Nobel laureate: Brain still a mystery

BY JENNIFER EVANS
Rice News staff

Understanding brain operation “is a fascinating problem” to French scientist Pierre-Gilles de Gennes, one that he predicts will be the challenge of the century. Despite the incredible advances in scientists’ understanding of brain function, “there are many more mysteries than solutions,” he said. The Nobel Prize-winning physicist made no suggestion that he has the answers in his Oct. 9 lecture, “The Nature of Memory Objects,” the first in of the 2006-2007 President’s Lecture Series. In fact, he began with a caveat: “What I will describe to you is very naïve; take it with a huge grain of salt.”

Describing himself as “an old student,” de Gennes noted he is just learning about the brain. “I have been learning for something like three years, so I am still an undergraduate in brain work,” he said.

Nonetheless, de Gennes has distinct ideas about memory objects. He explained that some believe that in vertebrates, memories, such as the smell of a rose, are a sort of cloud floating among a community of cells, whereas others think a memory is stored in a single cell.

De Gennes argued that memory is actually a process relying on a group of cells working together in a communication system that is simultaneously complex and crude and yet “still achieves something as beautiful as a mouse sniffing and recognizing cheese.”
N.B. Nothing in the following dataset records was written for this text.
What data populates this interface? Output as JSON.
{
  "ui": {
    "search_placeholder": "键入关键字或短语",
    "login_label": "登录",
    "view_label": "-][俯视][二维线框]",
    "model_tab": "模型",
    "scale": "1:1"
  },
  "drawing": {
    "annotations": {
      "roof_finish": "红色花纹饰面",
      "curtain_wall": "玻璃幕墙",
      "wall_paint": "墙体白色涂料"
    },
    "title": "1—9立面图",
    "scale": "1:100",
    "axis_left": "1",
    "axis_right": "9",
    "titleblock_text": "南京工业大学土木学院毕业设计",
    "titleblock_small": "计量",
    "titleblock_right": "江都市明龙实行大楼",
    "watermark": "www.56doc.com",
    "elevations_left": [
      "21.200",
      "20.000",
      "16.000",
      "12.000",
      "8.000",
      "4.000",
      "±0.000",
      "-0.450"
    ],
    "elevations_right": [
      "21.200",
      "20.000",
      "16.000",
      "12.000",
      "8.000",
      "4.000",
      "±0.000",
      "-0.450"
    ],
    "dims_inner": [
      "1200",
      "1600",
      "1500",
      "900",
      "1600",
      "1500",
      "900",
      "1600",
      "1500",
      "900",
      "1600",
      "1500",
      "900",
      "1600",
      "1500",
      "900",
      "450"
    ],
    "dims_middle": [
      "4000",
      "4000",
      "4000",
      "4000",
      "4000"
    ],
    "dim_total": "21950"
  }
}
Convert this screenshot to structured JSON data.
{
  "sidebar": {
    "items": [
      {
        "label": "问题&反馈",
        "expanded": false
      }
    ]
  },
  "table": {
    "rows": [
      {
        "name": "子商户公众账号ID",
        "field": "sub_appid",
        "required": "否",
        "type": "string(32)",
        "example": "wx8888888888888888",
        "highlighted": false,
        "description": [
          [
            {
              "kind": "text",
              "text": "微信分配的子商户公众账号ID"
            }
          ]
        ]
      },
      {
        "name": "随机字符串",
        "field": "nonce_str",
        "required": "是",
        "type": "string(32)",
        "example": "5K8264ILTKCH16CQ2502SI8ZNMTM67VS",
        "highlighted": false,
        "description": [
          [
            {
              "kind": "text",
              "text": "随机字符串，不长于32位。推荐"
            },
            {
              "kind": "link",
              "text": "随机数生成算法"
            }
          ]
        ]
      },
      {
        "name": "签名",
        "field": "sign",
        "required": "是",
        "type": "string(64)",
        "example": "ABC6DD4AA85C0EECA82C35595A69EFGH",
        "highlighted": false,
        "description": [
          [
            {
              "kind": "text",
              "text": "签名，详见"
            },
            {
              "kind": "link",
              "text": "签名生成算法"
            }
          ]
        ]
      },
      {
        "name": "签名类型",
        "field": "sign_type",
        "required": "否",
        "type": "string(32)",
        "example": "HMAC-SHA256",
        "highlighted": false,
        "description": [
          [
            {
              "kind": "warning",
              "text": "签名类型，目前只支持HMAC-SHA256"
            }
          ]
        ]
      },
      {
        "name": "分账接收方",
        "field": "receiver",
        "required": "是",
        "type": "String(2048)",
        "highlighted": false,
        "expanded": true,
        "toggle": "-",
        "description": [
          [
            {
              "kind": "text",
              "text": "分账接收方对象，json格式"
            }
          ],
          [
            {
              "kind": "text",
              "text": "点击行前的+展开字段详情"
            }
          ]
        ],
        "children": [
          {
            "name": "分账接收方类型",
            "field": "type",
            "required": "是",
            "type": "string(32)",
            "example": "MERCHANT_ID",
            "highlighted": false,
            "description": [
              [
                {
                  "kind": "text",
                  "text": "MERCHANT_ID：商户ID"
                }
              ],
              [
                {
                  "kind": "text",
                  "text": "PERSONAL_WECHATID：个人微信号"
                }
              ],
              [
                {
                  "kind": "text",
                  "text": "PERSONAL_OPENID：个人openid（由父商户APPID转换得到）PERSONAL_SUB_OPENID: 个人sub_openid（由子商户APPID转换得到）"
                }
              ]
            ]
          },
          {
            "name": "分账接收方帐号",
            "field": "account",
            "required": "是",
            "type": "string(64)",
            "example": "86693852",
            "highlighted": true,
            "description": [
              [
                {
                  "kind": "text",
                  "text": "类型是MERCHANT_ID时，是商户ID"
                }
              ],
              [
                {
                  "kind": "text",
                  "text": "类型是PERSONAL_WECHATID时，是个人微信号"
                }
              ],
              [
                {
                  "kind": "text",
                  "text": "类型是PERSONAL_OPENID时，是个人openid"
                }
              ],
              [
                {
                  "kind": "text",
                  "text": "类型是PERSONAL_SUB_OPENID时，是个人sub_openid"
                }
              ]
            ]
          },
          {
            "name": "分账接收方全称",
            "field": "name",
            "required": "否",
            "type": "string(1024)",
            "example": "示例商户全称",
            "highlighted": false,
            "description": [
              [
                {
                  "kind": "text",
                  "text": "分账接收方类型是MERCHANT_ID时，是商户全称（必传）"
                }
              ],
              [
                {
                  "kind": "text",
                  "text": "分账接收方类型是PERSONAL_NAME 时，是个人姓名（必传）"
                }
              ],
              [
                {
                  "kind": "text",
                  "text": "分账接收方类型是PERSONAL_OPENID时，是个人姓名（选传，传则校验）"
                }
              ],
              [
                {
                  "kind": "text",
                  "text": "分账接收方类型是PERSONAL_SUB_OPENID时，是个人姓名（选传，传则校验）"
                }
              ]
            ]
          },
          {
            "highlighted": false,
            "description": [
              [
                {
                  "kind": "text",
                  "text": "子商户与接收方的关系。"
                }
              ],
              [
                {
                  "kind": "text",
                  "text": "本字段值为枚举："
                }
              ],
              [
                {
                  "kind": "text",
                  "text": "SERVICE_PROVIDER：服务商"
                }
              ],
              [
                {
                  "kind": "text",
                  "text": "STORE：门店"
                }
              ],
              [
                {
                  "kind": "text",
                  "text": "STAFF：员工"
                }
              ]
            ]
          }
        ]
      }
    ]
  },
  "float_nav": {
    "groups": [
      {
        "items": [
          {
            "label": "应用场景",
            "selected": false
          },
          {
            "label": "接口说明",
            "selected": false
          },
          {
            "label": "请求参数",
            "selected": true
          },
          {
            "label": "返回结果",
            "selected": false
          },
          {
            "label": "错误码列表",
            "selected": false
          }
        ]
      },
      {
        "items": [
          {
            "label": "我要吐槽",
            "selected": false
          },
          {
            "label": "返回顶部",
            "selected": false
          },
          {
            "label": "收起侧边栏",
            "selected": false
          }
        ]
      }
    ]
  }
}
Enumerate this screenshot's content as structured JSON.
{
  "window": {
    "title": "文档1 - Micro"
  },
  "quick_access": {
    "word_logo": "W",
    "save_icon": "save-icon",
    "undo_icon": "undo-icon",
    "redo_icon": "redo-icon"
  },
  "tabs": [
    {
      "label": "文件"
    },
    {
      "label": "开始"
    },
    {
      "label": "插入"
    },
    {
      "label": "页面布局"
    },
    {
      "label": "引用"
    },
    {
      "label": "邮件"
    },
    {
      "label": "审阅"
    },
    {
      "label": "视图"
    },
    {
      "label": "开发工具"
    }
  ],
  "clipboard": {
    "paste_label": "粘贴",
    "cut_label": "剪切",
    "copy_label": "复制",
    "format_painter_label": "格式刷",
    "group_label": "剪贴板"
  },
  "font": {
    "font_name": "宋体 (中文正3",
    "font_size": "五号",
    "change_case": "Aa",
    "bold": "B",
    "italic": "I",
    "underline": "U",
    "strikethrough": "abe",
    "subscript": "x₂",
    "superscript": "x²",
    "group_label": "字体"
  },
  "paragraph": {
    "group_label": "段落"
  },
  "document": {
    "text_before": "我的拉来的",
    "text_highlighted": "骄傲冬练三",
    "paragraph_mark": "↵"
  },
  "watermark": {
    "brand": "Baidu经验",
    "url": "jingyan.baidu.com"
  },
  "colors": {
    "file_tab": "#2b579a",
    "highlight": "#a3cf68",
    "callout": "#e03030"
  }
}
But the question at the root of the memory object, he said, is how does the memory get there to begin with? How does a certain signal get “printed” in our nervous system? If a person memorizes something, the smell of a rose, for instance, how is that memory stored?

The process involves a dance of biology and chemistry. For each of the thousands of “chemical types” — alcohols or keytones, for example — humans have one type of protein detector in their nose to recognize it.

Upon sensing the chemical type, the appropriate detector sends a signal toward a storage area where there are many neurons — probably a million —where the brain can store information.

While one neuron in the storage area receives this input from the nose, it also receives input from neighboring neurons and in turn sends out signals to other parts of the brain.

“Each neuron is coupled to many neighbors,” he said. “This is not like electronics. There is no blueprint for this.”

To further explain these workings, de Gennes used a concept he calls “flares.”
Suppose a signal is sent to Neuron 1, he said. Neuron 1 will send signals to its neighbors. That signal will reach Neuron 2, which will excite its neighbors.
When signals from two channels converge on a single cell, for instance, when Neuron 2 gets a signal from Neuron 1 as well as from a source emitter, such as the nose, the convergence would cause printing to occur on Neuron 2.

“This is very similar to chemical kinetics when you do reactions where many molecules have to be together to build a new molecule,” he said.

So a person shown a rose would be storing information about smell, appearance and texture, and many different parts of the brain might be involved in these different associations building the full concept of a rose.

That’s why years after experiencing a rose, a person can be shown a photo of one and think of the fragrance or can smell a rose-scented perfume and imagine the rose’s color.

De Gennes said looking forward in this area of research, he imagines brain implants will be an important development.

“We can act on brain function in a very useful way by implants,” he said. For example, implants can be used to act on some human diseases, such as Parkinson’s. Surgeons already can stimulate certain areas of a Parkinson’s patient’s brain while the patient is conscious and find areas that when stimulated, cause the patient’s tremors to stop.

He imagines possible dramatic medical applications for implants in parapalegics and stroke patients, although he admits there are problems still to be overcome.

And in what he called the “more science fiction realm,” he considered the idea of implants to detect and control movement and even the intention of a movement. For example, a pilot with an implant sees a mountain approaching and knows he must alter the path of the plane. Rather than executing a movement, de Gennes said, the pilot’s intentions will be translated to a robotic system that will direct the plane.

De Gennes said the simple model of memory system he described is not an important achievement, but understanding the incredible advancements in this area of science is promising. “It will lead us to beautiful discoveries but also ethically challenging ones.”